The project focuses on local vegetable production, improved nutrition based on fresh produce and reduction in food waste.
This “community garden” initiative is sponsored by Tarleton State University with help from the Oakdale Methodist Church, Community Garden Committee, the River North Wellness Center and others.
“Last year produce was taken to the senior center along with distributing to those who helped take care of the garden and church members,” states a press release from Oakdale. “It’s a great way to meet like-minded people who have a desire to eat healthy, locally grown food. For those with small yards this is an opportunity to participate in the growing process as a family and as a community.”
The garden is located in the land next to the church at 2675 W. Overhill Dr. in Stephenville (across from the high school).
Work days will be held from 8 a.m.-noon every Saturday.
This project was discussed at the Stephenville City Council meeting back in January when Dr.
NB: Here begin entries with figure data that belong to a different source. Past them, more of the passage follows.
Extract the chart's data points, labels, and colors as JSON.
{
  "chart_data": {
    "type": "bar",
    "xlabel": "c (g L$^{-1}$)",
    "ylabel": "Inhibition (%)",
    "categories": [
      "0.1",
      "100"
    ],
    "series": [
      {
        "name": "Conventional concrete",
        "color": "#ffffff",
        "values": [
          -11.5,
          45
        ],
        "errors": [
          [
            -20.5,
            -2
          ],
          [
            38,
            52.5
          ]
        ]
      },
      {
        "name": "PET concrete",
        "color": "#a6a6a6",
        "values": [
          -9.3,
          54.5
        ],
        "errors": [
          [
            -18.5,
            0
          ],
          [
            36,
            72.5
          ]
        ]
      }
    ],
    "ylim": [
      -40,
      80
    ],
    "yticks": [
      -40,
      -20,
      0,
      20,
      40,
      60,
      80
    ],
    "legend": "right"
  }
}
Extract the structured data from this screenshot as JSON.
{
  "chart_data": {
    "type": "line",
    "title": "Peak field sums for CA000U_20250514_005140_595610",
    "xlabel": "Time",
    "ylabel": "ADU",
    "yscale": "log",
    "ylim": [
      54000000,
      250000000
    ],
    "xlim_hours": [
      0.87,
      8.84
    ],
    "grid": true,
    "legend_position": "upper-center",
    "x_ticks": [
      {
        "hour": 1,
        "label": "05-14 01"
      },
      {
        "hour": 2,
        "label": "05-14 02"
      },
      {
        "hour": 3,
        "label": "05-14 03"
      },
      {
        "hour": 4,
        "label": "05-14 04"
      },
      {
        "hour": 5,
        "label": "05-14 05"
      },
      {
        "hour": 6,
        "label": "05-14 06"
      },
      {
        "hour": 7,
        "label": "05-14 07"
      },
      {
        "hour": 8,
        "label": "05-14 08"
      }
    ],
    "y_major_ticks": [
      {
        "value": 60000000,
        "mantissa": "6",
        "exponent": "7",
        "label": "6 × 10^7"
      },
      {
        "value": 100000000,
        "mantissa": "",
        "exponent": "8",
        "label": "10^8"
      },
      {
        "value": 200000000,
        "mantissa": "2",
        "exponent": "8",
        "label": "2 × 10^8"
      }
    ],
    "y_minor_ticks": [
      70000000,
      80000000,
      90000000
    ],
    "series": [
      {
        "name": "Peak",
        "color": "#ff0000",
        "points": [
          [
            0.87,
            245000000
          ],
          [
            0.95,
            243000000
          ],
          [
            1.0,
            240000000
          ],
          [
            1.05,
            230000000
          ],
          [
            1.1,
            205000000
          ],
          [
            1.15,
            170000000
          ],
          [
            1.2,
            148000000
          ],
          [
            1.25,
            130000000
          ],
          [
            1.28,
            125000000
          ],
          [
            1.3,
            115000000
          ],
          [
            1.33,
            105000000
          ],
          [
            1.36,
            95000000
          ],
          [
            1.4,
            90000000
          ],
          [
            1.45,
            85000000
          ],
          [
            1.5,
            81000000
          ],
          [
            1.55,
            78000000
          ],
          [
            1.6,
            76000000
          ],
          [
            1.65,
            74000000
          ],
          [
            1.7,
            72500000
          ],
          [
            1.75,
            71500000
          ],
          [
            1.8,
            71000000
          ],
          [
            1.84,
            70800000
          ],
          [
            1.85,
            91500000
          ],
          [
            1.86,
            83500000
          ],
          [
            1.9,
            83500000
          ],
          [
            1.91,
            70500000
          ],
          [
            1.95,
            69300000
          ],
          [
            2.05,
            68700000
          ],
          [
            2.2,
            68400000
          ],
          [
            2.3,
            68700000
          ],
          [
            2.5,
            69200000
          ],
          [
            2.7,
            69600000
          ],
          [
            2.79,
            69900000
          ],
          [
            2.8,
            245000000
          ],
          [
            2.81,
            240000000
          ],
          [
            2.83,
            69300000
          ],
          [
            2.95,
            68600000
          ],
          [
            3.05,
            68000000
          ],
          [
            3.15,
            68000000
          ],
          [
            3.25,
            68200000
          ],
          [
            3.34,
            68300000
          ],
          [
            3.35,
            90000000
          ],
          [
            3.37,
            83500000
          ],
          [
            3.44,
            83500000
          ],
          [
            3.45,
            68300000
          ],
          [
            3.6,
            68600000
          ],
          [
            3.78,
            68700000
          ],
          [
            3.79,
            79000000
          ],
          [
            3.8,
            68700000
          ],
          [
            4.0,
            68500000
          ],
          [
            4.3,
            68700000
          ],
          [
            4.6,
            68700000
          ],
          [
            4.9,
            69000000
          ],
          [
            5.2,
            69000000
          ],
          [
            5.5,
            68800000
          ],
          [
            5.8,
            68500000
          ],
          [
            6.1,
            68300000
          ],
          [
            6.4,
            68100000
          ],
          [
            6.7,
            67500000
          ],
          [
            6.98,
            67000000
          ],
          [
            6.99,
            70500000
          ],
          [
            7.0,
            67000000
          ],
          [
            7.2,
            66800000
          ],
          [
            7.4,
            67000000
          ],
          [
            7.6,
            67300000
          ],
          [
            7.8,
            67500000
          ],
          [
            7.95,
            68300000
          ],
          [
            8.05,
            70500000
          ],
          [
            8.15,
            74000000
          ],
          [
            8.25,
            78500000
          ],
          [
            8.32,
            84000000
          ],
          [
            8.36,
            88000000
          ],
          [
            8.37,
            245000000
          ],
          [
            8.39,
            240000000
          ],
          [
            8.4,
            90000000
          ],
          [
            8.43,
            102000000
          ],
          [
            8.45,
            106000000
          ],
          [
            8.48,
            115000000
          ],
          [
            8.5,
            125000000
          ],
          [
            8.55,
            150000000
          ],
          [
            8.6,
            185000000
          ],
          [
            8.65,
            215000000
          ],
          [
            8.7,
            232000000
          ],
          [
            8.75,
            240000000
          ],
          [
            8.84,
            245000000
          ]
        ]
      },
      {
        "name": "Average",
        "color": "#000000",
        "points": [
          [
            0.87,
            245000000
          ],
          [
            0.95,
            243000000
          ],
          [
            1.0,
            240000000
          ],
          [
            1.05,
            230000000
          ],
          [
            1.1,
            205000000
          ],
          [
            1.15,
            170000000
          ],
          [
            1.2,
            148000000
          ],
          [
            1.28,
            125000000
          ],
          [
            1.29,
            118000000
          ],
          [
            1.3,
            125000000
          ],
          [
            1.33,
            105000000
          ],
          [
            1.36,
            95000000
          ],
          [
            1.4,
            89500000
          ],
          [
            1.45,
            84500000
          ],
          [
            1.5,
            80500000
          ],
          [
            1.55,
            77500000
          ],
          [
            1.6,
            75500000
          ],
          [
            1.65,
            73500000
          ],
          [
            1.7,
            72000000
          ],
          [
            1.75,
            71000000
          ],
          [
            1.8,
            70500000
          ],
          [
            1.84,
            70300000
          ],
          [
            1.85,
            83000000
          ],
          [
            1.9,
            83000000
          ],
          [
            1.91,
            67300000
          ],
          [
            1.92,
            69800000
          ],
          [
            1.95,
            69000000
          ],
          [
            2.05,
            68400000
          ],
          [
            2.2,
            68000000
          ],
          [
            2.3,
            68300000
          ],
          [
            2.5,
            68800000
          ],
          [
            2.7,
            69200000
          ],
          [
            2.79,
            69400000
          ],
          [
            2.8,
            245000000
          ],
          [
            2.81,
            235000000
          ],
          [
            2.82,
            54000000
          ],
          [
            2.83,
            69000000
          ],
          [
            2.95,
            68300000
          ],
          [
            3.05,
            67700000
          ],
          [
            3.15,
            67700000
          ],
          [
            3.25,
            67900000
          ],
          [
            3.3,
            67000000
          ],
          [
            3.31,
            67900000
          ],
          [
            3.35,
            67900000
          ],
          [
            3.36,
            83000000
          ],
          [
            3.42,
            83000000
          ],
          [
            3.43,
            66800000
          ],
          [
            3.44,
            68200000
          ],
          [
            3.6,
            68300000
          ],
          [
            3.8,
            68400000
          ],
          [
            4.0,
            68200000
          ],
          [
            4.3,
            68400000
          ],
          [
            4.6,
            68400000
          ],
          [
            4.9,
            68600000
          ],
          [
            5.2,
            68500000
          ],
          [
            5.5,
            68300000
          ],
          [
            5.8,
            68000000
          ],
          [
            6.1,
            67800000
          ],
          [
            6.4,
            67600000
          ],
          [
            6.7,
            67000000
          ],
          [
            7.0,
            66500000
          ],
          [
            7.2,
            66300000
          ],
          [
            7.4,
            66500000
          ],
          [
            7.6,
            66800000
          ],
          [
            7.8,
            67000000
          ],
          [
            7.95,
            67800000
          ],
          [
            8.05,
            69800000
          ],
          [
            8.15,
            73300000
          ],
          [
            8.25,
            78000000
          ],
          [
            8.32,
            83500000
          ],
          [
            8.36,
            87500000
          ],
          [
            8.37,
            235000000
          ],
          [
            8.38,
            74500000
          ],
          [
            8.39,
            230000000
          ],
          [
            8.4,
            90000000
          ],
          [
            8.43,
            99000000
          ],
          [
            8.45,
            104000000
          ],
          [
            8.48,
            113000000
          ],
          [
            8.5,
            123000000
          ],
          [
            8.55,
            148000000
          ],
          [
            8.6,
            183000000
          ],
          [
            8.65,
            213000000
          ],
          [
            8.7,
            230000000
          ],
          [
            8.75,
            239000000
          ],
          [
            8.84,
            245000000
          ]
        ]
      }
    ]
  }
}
Don Cawthorn of TSU’s Department of Wildlife, Sustainability and Ecosystem Sciences gave a presentation about the gardens and the grant that was obtained from the U.S. Department of Agriculture for projects in the amount of $294,084.
“The overall outcome will be the development of a food sustainability program, including new courses, through the Department of Wildlife, Sustainability and Ecosystems Sciences,” Cawthorn said at the meeting.
Another garden that’s in operation is located at Texas Health Harris Methodist Hospital’s “Better Breathers Club” and two more sites are in development at the Texas A&M AgriLife Extension Center and one near Clark Field Municipal Airport.
“TSU and The Green Thumbs Initiative are generously supplying an irrigation system along with plans to help present gardening classes in the near future,” the church’s release states. “River North Wellness Center has also made contributions helping to build planters and this year added special cages so that larger crops of tomatoes may be grown.”
Anyone interested in helping with the garden is welcome to come by on work days.
“This is definitely a community project intended to bring people together and help everyone get a little healthier,” the release states.
An article on the Greenleaf Communities website states that not only are there nutritional and environmental benefits to a community garden, but social benefits.
“Social ties are important to the wellbeing of people in a community since they can bring positive health effects and community involvement,” the article states. “Community gardens allow for the creation of social ties and build a greater community. These connections help reduce crime, empower residents and allow residents to feel safer in their neighborhoods.”
In the past community gardens were quite popular and commonly used to provide food for families year-round.